Monday, May 31, 2010
In yesterday's New York Times Book section, Jacob Heilbrunn reviewed Jonathan Alter's hagiography of Barack Obama, The Promise: President Obama, Year One.
"Obama himself had two sides -- Chicago community organizer and Ivy League meritocrat. The meritocrat won out. According to Alter, 'Obama's faith lay in cream rising to the top. Because he himself was a product of the great American postwar meritocracy, he could never fully escape seeing the world from the status ladder he had ascended'."
Heilbrunn and Alter are glossing over one inconvenient fact: Obama has employed an army of lawyers and has spent over $950,000 making sure that his academic records remain sealed. If his SATs or LSATs or his transcript were anything to boast about, why would he spend this much effort keeping those scores a secret? And if they were mediocre -- as his actions suggest -- would he have gotten into Columbia and Harvard Law School without affirmative action?
Of course not.
What Obama is a product of is the great American post-Viet Nam War affirmative action-ocracy.

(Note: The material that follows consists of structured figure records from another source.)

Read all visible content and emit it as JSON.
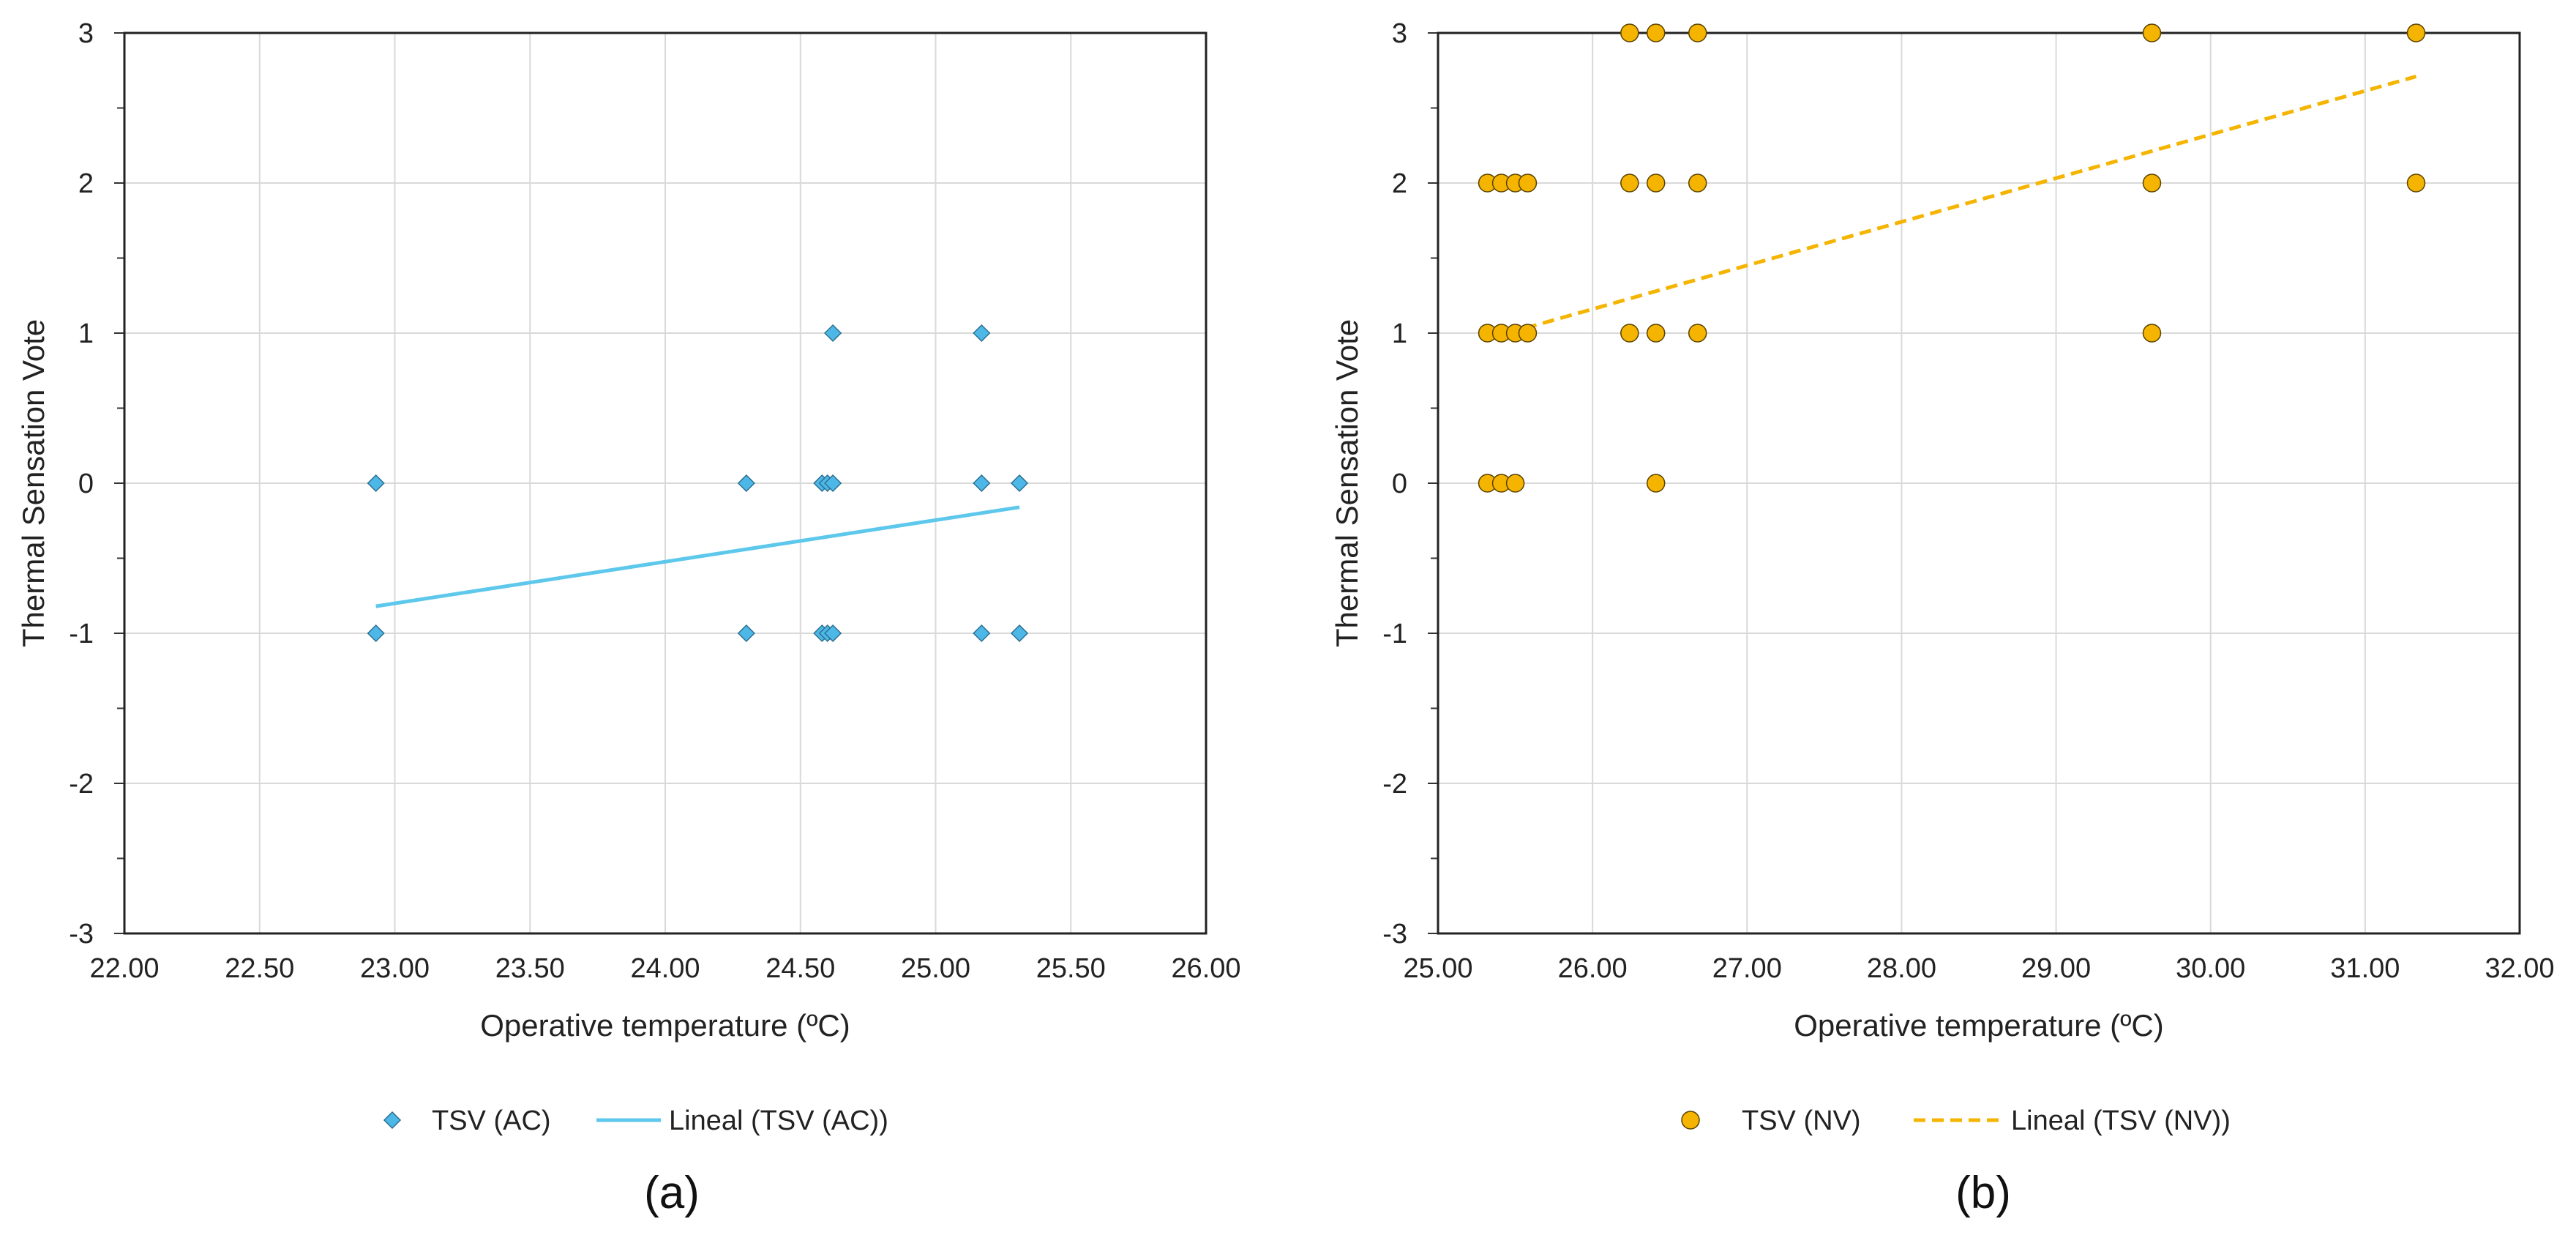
{
  "chart_data": [
    {
      "type": "scatter",
      "caption": "(a)",
      "xlabel": "Operative temperature (ºC)",
      "ylabel": "Thermal Sensation Vote",
      "xlim": [
        22,
        26
      ],
      "ylim": [
        -3,
        3
      ],
      "xticks": [
        "22.00",
        "22.50",
        "23.00",
        "23.50",
        "24.00",
        "24.50",
        "25.00",
        "25.50",
        "26.00"
      ],
      "yticks": [
        "-3",
        "-2",
        "-1",
        "0",
        "1",
        "2",
        "3"
      ],
      "grid": true,
      "marker": "diamond",
      "color": "#4db8e8",
      "series": [
        {
          "name": "TSV (AC)",
          "points": [
            [
              22.93,
              0
            ],
            [
              22.93,
              -1
            ],
            [
              24.3,
              0
            ],
            [
              24.3,
              -1
            ],
            [
              24.58,
              0
            ],
            [
              24.6,
              0
            ],
            [
              24.62,
              0
            ],
            [
              24.62,
              1
            ],
            [
              24.58,
              -1
            ],
            [
              24.6,
              -1
            ],
            [
              24.62,
              -1
            ],
            [
              25.17,
              1
            ],
            [
              25.17,
              0
            ],
            [
              25.17,
              -1
            ],
            [
              25.31,
              0
            ],
            [
              25.31,
              -1
            ]
          ]
        }
      ],
      "trendline": {
        "name": "Lineal (TSV (AC))",
        "points": [
          [
            22.93,
            -0.82
          ],
          [
            25.31,
            -0.16
          ]
        ],
        "color": "#5ec8ec",
        "style": "solid"
      },
      "legend": [
        "TSV (AC)",
        "Lineal (TSV (AC))"
      ]
    },
    {
      "type": "scatter",
      "caption": "(b)",
      "xlabel": "Operative temperature (ºC)",
      "ylabel": "Thermal Sensation Vote",
      "xlim": [
        25,
        32
      ],
      "ylim": [
        -3,
        3
      ],
      "xticks": [
        "25.00",
        "26.00",
        "27.00",
        "28.00",
        "29.00",
        "30.00",
        "31.00",
        "32.00"
      ],
      "yticks": [
        "-3",
        "-2",
        "-1",
        "0",
        "1",
        "2",
        "3"
      ],
      "grid": true,
      "marker": "circle",
      "color": "#f5b400",
      "series": [
        {
          "name": "TSV (NV)",
          "points": [
            [
              25.32,
              2
            ],
            [
              25.41,
              2
            ],
            [
              25.5,
              2
            ],
            [
              25.58,
              2
            ],
            [
              25.32,
              1
            ],
            [
              25.41,
              1
            ],
            [
              25.5,
              1
            ],
            [
              25.58,
              1
            ],
            [
              25.32,
              0
            ],
            [
              25.41,
              0
            ],
            [
              25.5,
              0
            ],
            [
              26.24,
              3
            ],
            [
              26.41,
              3
            ],
            [
              26.68,
              3
            ],
            [
              26.24,
              2
            ],
            [
              26.41,
              2
            ],
            [
              26.68,
              2
            ],
            [
              26.24,
              1
            ],
            [
              26.41,
              1
            ],
            [
              26.68,
              1
            ],
            [
              26.41,
              0
            ],
            [
              29.62,
              3
            ],
            [
              29.62,
              2
            ],
            [
              29.62,
              1
            ],
            [
              31.33,
              3
            ],
            [
              31.33,
              2
            ]
          ]
        }
      ],
      "trendline": {
        "name": "Lineal (TSV (NV))",
        "points": [
          [
            25.45,
            1.0
          ],
          [
            31.33,
            2.71
          ]
        ],
        "color": "#f5b400",
        "style": "dashed"
      },
      "legend": [
        "TSV (NV)",
        "Lineal (TSV (NV))"
      ]
    }
  ]
}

But the very concept of affirmative action is antithetical to merit. If you believe in a meritocracy, then, ipso facto, you should believe in judging people on their merits, not by the color of their skin. You should also believe in the value of SAT scores (whose correlation with IQ is .9). Or better yet, you believe in the concept of IQ itself.

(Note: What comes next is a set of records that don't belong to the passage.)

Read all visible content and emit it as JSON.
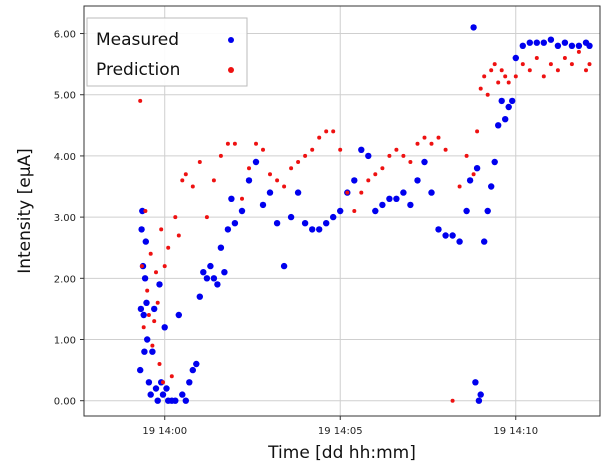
{
  "chart_data": {
    "type": "scatter",
    "xlabel": "Time [dd hh:mm]",
    "ylabel": "Intensity [eμA]",
    "x_unit": "minutes",
    "xlim": [
      -2.3,
      12.4
    ],
    "ylim": [
      -0.25,
      6.45
    ],
    "x_ticks": [
      {
        "value": 0,
        "label": "19 14:00"
      },
      {
        "value": 5,
        "label": "19 14:05"
      },
      {
        "value": 10,
        "label": "19 14:10"
      }
    ],
    "y_ticks": [
      {
        "value": 0,
        "label": "0.00"
      },
      {
        "value": 1,
        "label": "1.00"
      },
      {
        "value": 2,
        "label": "2.00"
      },
      {
        "value": 3,
        "label": "3.00"
      },
      {
        "value": 4,
        "label": "4.00"
      },
      {
        "value": 5,
        "label": "5.00"
      },
      {
        "value": 6,
        "label": "6.00"
      }
    ],
    "grid": true,
    "legend_position": "top-left",
    "series": [
      {
        "name": "Measured",
        "color": "#0000ee",
        "x": [
          -0.7,
          -0.68,
          -0.66,
          -0.64,
          -0.62,
          -0.6,
          -0.58,
          -0.56,
          -0.54,
          -0.52,
          -0.5,
          -0.45,
          -0.4,
          -0.35,
          -0.3,
          -0.25,
          -0.2,
          -0.15,
          -0.1,
          -0.05,
          0,
          0.05,
          0.1,
          0.2,
          0.3,
          0.4,
          0.5,
          0.6,
          0.7,
          0.8,
          0.9,
          1.0,
          1.1,
          1.2,
          1.3,
          1.4,
          1.5,
          1.6,
          1.7,
          1.8,
          1.9,
          2.0,
          2.2,
          2.4,
          2.6,
          2.8,
          3.0,
          3.2,
          3.4,
          3.6,
          3.8,
          4.0,
          4.2,
          4.4,
          4.6,
          4.8,
          5.0,
          5.2,
          5.4,
          5.6,
          5.8,
          6.0,
          6.2,
          6.4,
          6.6,
          6.8,
          7.0,
          7.2,
          7.4,
          7.6,
          7.8,
          8.0,
          8.2,
          8.4,
          8.6,
          8.7,
          8.8,
          8.85,
          8.9,
          8.95,
          9.0,
          9.1,
          9.2,
          9.3,
          9.4,
          9.5,
          9.6,
          9.7,
          9.8,
          9.9,
          10.0,
          10.2,
          10.4,
          10.6,
          10.8,
          11.0,
          11.2,
          11.4,
          11.6,
          11.8,
          12.0,
          12.1
        ],
        "y": [
          0.5,
          1.5,
          2.8,
          3.1,
          2.2,
          1.4,
          0.8,
          2.0,
          2.6,
          1.6,
          1.0,
          0.3,
          0.1,
          0.8,
          1.5,
          0.2,
          0.0,
          1.9,
          0.3,
          0.1,
          1.2,
          0.2,
          0.0,
          0.0,
          0.0,
          1.4,
          0.1,
          0.0,
          0.3,
          0.5,
          0.6,
          1.7,
          2.1,
          2.0,
          2.2,
          2.0,
          1.9,
          2.5,
          2.1,
          2.8,
          3.3,
          2.9,
          3.1,
          3.6,
          3.9,
          3.2,
          3.4,
          2.9,
          2.2,
          3.0,
          3.4,
          2.9,
          2.8,
          2.8,
          2.9,
          3.0,
          3.1,
          3.4,
          3.6,
          4.1,
          4.0,
          3.1,
          3.2,
          3.3,
          3.3,
          3.4,
          3.2,
          3.6,
          3.9,
          3.4,
          2.8,
          2.7,
          2.7,
          2.6,
          3.1,
          3.6,
          6.1,
          0.3,
          3.8,
          0.0,
          0.1,
          2.6,
          3.1,
          3.5,
          3.9,
          4.5,
          4.9,
          4.6,
          4.8,
          4.9,
          5.6,
          5.8,
          5.85,
          5.85,
          5.85,
          5.9,
          5.8,
          5.85,
          5.8,
          5.8,
          5.85,
          5.8
        ]
      },
      {
        "name": "Prediction",
        "color": "#ee1111",
        "x": [
          -0.7,
          -0.65,
          -0.6,
          -0.55,
          -0.5,
          -0.45,
          -0.4,
          -0.35,
          -0.3,
          -0.25,
          -0.2,
          -0.15,
          -0.1,
          -0.05,
          0,
          0.1,
          0.2,
          0.3,
          0.4,
          0.5,
          0.6,
          0.8,
          1.0,
          1.2,
          1.4,
          1.6,
          1.8,
          2.0,
          2.2,
          2.4,
          2.6,
          2.8,
          3.0,
          3.2,
          3.4,
          3.6,
          3.8,
          4.0,
          4.2,
          4.4,
          4.6,
          4.8,
          5.0,
          5.2,
          5.4,
          5.6,
          5.8,
          6.0,
          6.2,
          6.4,
          6.6,
          6.8,
          7.0,
          7.2,
          7.4,
          7.6,
          7.8,
          8.0,
          8.2,
          8.4,
          8.6,
          8.8,
          8.9,
          9.0,
          9.1,
          9.2,
          9.3,
          9.4,
          9.5,
          9.6,
          9.7,
          9.8,
          10.0,
          10.2,
          10.4,
          10.6,
          10.8,
          11.0,
          11.2,
          11.4,
          11.6,
          11.8,
          12.0,
          12.1
        ],
        "y": [
          4.9,
          2.2,
          1.2,
          3.1,
          1.8,
          1.4,
          2.4,
          0.9,
          1.3,
          2.1,
          1.6,
          0.6,
          2.8,
          0.3,
          2.2,
          2.5,
          0.4,
          3.0,
          2.7,
          3.6,
          3.7,
          3.5,
          3.9,
          3.0,
          3.6,
          4.0,
          4.2,
          4.2,
          3.3,
          3.8,
          4.2,
          4.1,
          3.7,
          3.6,
          3.5,
          3.8,
          3.9,
          4.0,
          4.1,
          4.3,
          4.4,
          4.4,
          4.1,
          3.4,
          3.1,
          3.4,
          3.6,
          3.7,
          3.8,
          4.0,
          4.1,
          4.0,
          3.9,
          4.2,
          4.3,
          4.2,
          4.3,
          4.1,
          0.0,
          3.5,
          4.0,
          3.7,
          4.4,
          5.1,
          5.3,
          5.0,
          5.4,
          5.5,
          5.2,
          5.4,
          5.3,
          5.2,
          5.3,
          5.5,
          5.4,
          5.6,
          5.3,
          5.5,
          5.4,
          5.6,
          5.5,
          5.7,
          5.4,
          5.5
        ]
      }
    ]
  }
}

But IQ differentials are the type of thing that liberals prefer to sweep under the rug, unless it suits their purposes. They're willing to say that cream rises to the top, as long as Obama is the cream you're talking about. When it comes to Obama's success, his sheer native brilliance -- IQ, if you will -- explains all. But if you want to look closely at any objective measures of his intelligence -- say, his SAT or LSAT scores, or his excessive reliance on the Teleprompter, forget it. And if you use IQ differentials to explain or analyze anything else, well, then you're a bad person.
The other misleading implication here is that Obama himself has faith in "cream rising to the top." Obama's entire career -- from community organizer to Illinois state Senate member to US Senator to President -- has been all about supporting racial set-asides, which, again, have nothing to do with merit and everything to do with skin color.
If Barnes and Noble and Borders have any sense, they'll place Alter's book in the fiction section.